Role Experimental aircraft
National origin United States / Germany
Manufacturer Rockwell / Messerschmitt-Bölkow-Blohm
First flight 11 October 1990
Primary users DARPA
NASA
DLR
Number built 2

The Rockwell-Messerschmitt-Bölkow-Blohm X-31 was an experimental jet fighter designed to test fighter thrust vectoring technology.

It was designed and built by Rockwell and Messerschmitt-Bölkow-Blohm (MBB), as part of a joint US and German Enhanced Fighter Maneuverability program to provide additional control authority in pitch and yaw, for significantly more maneuverability than most conventional fighters. An advanced flight control system provided controlled flight at high angles of attack where conventional aircraft would stall or lose control. Two aircraft were built, of which only one has survived.

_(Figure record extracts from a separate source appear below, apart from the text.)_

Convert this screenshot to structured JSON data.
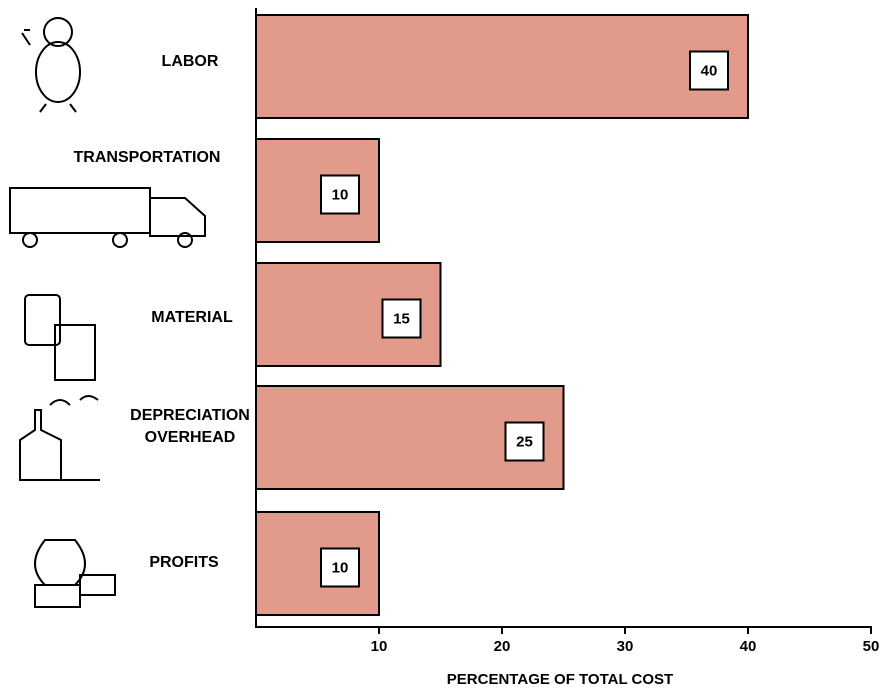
{
  "chart_data": {
    "type": "hbar",
    "categories": [
      "LABOR",
      "TRANSPORTATION",
      "MATERIAL",
      "DEPRECIATION OVERHEAD",
      "PROFITS"
    ],
    "values": [
      40,
      10,
      15,
      25,
      10
    ],
    "color": "#e29a8b",
    "xlim": [
      0,
      50
    ],
    "xticks": [
      10,
      20,
      30,
      40,
      50
    ],
    "x_label": "PERCENTAGE OF TOTAL COST"
  }
}
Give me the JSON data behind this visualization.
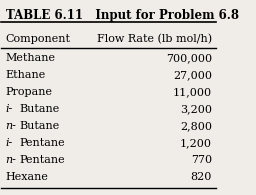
{
  "title": "TABLE 6.11   Input for Problem 6.8",
  "col1_header": "Component",
  "col2_header": "Flow Rate (lb mol/h)",
  "rows": [
    [
      "Methane",
      "700,000"
    ],
    [
      "Ethane",
      "27,000"
    ],
    [
      "Propane",
      "11,000"
    ],
    [
      "i-Butane",
      "3,200"
    ],
    [
      "n-Butane",
      "2,800"
    ],
    [
      "i-Pentane",
      "1,200"
    ],
    [
      "n-Pentane",
      "770"
    ],
    [
      "Hexane",
      "820"
    ]
  ],
  "italic_prefixes": [
    "i-",
    "n-"
  ],
  "bg_color": "#f0ede8",
  "text_color": "#000000",
  "title_fontsize": 8.5,
  "header_fontsize": 8,
  "row_fontsize": 8
}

The X-31 design was essentially an all-new airframe design, although it borrowed heavily on design elements and sometimes actual parts of previous production, prototype, and conceptual aircraft designs, including: the Experimental Airplane Program (choice of wing type with canards, plus underfuselage intake), and the German TKF-90 (wing planform concepts and underfuselage intake), F/A-18 (forebody, including cockpit, ejection seat, and canopy; electrical generators), F-16 (landing gear, fuel pump, rudder pedals, nosewheel tires, and emergency power unit), F-16XL (leading-edge flap drives), V-22 (control surface actuators), Cessna Citation (main gear's wheels and brakes), F-20 (hydrazine emergency air-start system, later replaced), B-1 (spindles from its control vanes used for the canards). This was done on purpose, so that development time and risk would be reduced by using flight-qualified components. To reduce the cost of tooling for a production run of only two aircraft, Rockwell developed the "fly-away tooling" concept (perhaps the most successful spinoff of the program), whereby 15 fuselage frames were manufactured via CNC, tied together with a holding fixture, and attached to the factory floor with survey equipment. That assembly then became the tooling for the plane, which was built around it, thus "flying away" with its own tooling.

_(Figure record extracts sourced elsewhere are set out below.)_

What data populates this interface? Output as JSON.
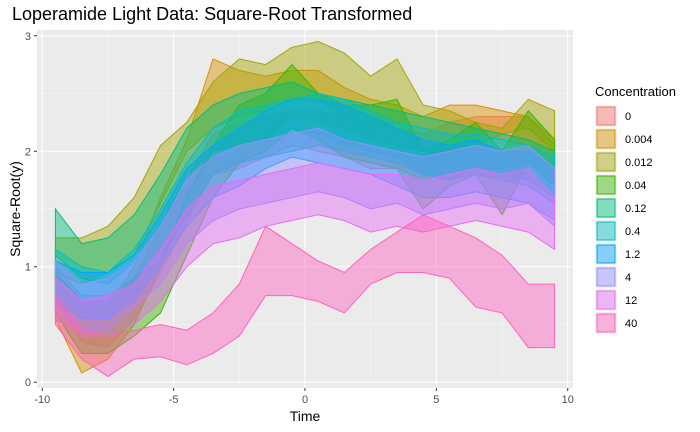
{
  "chart_data": {
    "type": "area",
    "title": "Loperamide Light Data: Square-Root Transformed",
    "xlabel": "Time",
    "ylabel": "Square-Root(y)",
    "xlim": [
      -10.2,
      10.2
    ],
    "ylim": [
      -0.05,
      3.05
    ],
    "xticks": [
      -10,
      -5,
      0,
      5,
      10
    ],
    "yticks": [
      0,
      1,
      2,
      3
    ],
    "grid": true,
    "legend": {
      "title": "Concentration",
      "position": "right"
    },
    "x": [
      -9.5,
      -8.5,
      -7.5,
      -6.5,
      -5.5,
      -4.5,
      -3.5,
      -2.5,
      -1.5,
      -0.5,
      0.5,
      1.5,
      2.5,
      3.5,
      4.5,
      5.5,
      6.5,
      7.5,
      8.5,
      9.5
    ],
    "series": [
      {
        "name": "0",
        "color": "#F8766D",
        "lower": [
          0.75,
          0.35,
          0.3,
          0.55,
          0.95,
          1.4,
          1.8,
          1.85,
          1.95,
          2.05,
          2.0,
          1.95,
          1.85,
          1.85,
          1.75,
          1.8,
          1.85,
          1.85,
          1.9,
          1.75
        ],
        "upper": [
          1.0,
          0.75,
          0.75,
          0.9,
          1.35,
          1.75,
          2.15,
          2.25,
          2.3,
          2.35,
          2.35,
          2.3,
          2.25,
          2.2,
          2.15,
          2.25,
          2.3,
          2.3,
          2.3,
          2.05
        ]
      },
      {
        "name": "0.004",
        "color": "#D89000",
        "lower": [
          0.55,
          0.08,
          0.2,
          0.5,
          1.0,
          1.6,
          2.0,
          2.05,
          2.1,
          2.3,
          2.25,
          2.2,
          2.1,
          2.05,
          2.0,
          2.0,
          2.15,
          2.1,
          2.05,
          1.85
        ],
        "upper": [
          0.95,
          0.55,
          0.65,
          1.0,
          1.6,
          2.1,
          2.8,
          2.7,
          2.65,
          2.7,
          2.7,
          2.55,
          2.45,
          2.4,
          2.3,
          2.4,
          2.4,
          2.35,
          2.3,
          2.1
        ]
      },
      {
        "name": "0.012",
        "color": "#A3A500",
        "lower": [
          0.95,
          0.85,
          0.95,
          1.1,
          1.55,
          2.0,
          2.2,
          2.3,
          2.35,
          2.45,
          2.45,
          2.3,
          2.2,
          2.25,
          2.0,
          1.95,
          2.05,
          2.15,
          2.2,
          2.0
        ],
        "upper": [
          1.25,
          1.25,
          1.35,
          1.6,
          2.05,
          2.25,
          2.6,
          2.8,
          2.75,
          2.9,
          2.95,
          2.85,
          2.65,
          2.8,
          2.4,
          2.35,
          2.25,
          2.2,
          2.45,
          2.35
        ]
      },
      {
        "name": "0.04",
        "color": "#39B600",
        "lower": [
          0.6,
          0.25,
          0.25,
          0.4,
          0.6,
          1.1,
          1.6,
          1.9,
          2.0,
          2.2,
          2.1,
          1.95,
          1.9,
          1.85,
          1.5,
          1.7,
          1.8,
          1.45,
          1.9,
          1.7
        ],
        "upper": [
          0.95,
          0.7,
          0.7,
          0.9,
          1.05,
          1.6,
          2.05,
          2.4,
          2.5,
          2.75,
          2.5,
          2.4,
          2.4,
          2.45,
          2.0,
          2.1,
          2.25,
          2.0,
          2.35,
          2.1
        ]
      },
      {
        "name": "0.12",
        "color": "#00BF7D",
        "lower": [
          1.1,
          0.9,
          0.85,
          1.05,
          1.35,
          1.8,
          2.0,
          2.05,
          2.1,
          2.2,
          2.15,
          2.05,
          2.0,
          1.95,
          1.8,
          1.75,
          1.85,
          1.8,
          1.75,
          1.6
        ],
        "upper": [
          1.5,
          1.2,
          1.25,
          1.45,
          1.8,
          2.2,
          2.4,
          2.5,
          2.55,
          2.6,
          2.5,
          2.45,
          2.4,
          2.35,
          2.3,
          2.25,
          2.2,
          2.15,
          2.1,
          2.0
        ]
      },
      {
        "name": "0.4",
        "color": "#00BFC4",
        "lower": [
          0.8,
          0.6,
          0.55,
          0.75,
          1.05,
          1.45,
          1.8,
          1.9,
          1.95,
          2.0,
          2.05,
          2.0,
          1.95,
          1.9,
          1.8,
          1.75,
          1.8,
          1.75,
          1.7,
          1.55
        ],
        "upper": [
          1.15,
          1.0,
          0.95,
          1.15,
          1.5,
          1.9,
          2.2,
          2.35,
          2.4,
          2.45,
          2.5,
          2.45,
          2.35,
          2.25,
          2.2,
          2.15,
          2.15,
          2.1,
          2.05,
          1.95
        ]
      },
      {
        "name": "1.2",
        "color": "#00A5FF",
        "lower": [
          0.7,
          0.55,
          0.55,
          0.7,
          1.0,
          1.35,
          1.6,
          1.7,
          1.85,
          1.95,
          1.9,
          1.85,
          1.8,
          1.7,
          1.6,
          1.6,
          1.65,
          1.6,
          1.55,
          1.4
        ],
        "upper": [
          1.05,
          0.95,
          0.95,
          1.1,
          1.45,
          1.85,
          2.05,
          2.2,
          2.35,
          2.45,
          2.45,
          2.4,
          2.3,
          2.2,
          2.1,
          2.05,
          2.1,
          2.0,
          2.0,
          1.85
        ]
      },
      {
        "name": "4",
        "color": "#9590FF",
        "lower": [
          0.65,
          0.45,
          0.45,
          0.65,
          0.85,
          1.2,
          1.4,
          1.5,
          1.55,
          1.6,
          1.65,
          1.6,
          1.5,
          1.55,
          1.45,
          1.5,
          1.55,
          1.5,
          1.55,
          1.35
        ],
        "upper": [
          1.05,
          0.85,
          0.9,
          1.05,
          1.35,
          1.75,
          1.95,
          2.05,
          2.1,
          2.15,
          2.2,
          2.1,
          2.05,
          2.0,
          1.95,
          2.0,
          2.05,
          2.0,
          2.05,
          1.85
        ]
      },
      {
        "name": "12",
        "color": "#E76BF3",
        "lower": [
          0.55,
          0.4,
          0.4,
          0.5,
          0.7,
          1.0,
          1.2,
          1.25,
          1.35,
          1.4,
          1.45,
          1.4,
          1.3,
          1.35,
          1.3,
          1.35,
          1.4,
          1.35,
          1.3,
          1.15
        ],
        "upper": [
          0.9,
          0.7,
          0.75,
          0.85,
          1.15,
          1.5,
          1.7,
          1.75,
          1.8,
          1.85,
          1.9,
          1.85,
          1.8,
          1.8,
          1.75,
          1.8,
          1.85,
          1.8,
          1.85,
          1.6
        ]
      },
      {
        "name": "40",
        "color": "#FF62BC",
        "lower": [
          0.5,
          0.2,
          0.05,
          0.2,
          0.22,
          0.15,
          0.25,
          0.4,
          0.75,
          0.75,
          0.7,
          0.6,
          0.85,
          0.95,
          0.95,
          0.9,
          0.65,
          0.6,
          0.3,
          0.3
        ],
        "upper": [
          0.75,
          0.45,
          0.4,
          0.45,
          0.5,
          0.45,
          0.6,
          0.85,
          1.35,
          1.2,
          1.05,
          0.95,
          1.15,
          1.3,
          1.45,
          1.35,
          1.25,
          1.1,
          0.85,
          0.85
        ]
      }
    ]
  }
}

Two X-31s were built, with the first flying on October 11, 1990. Over 500 test flights were carried out between 1990 and 1995. The X-31 is a canard delta, a delta wing aircraft which uses canard foreplanes for primary pitch control, with secondary thrust-vectoring control. The canard delta had earlier been used on the Saab Viggen strike fighter, and has since become common on fighters such as the Eurofighter Typhoon, Dassault Rafale and Gripen which were all designed and flew several years before the X-31. The X-31 featured a cranked-delta wing (similar to the Saab J35 Draken and F-16XL prototype), and fixed strakes along the aft fuselage, as well as a pair of movable computer-controlled canards to increase stability and maneuverability. There are no moveable horizontal tail surfaces, only the vertical fin with rudder. Pitch and yaw are controlled by the canard with the aid of the three paddles directing the exhaust (thrust vectoring). Eventually, simulation tests on one of the X-31s showed that flight would have been stable had the plane been designed without the vertical fin, because the thrust-vectoring nozzle provided sufficient yaw and pitch control.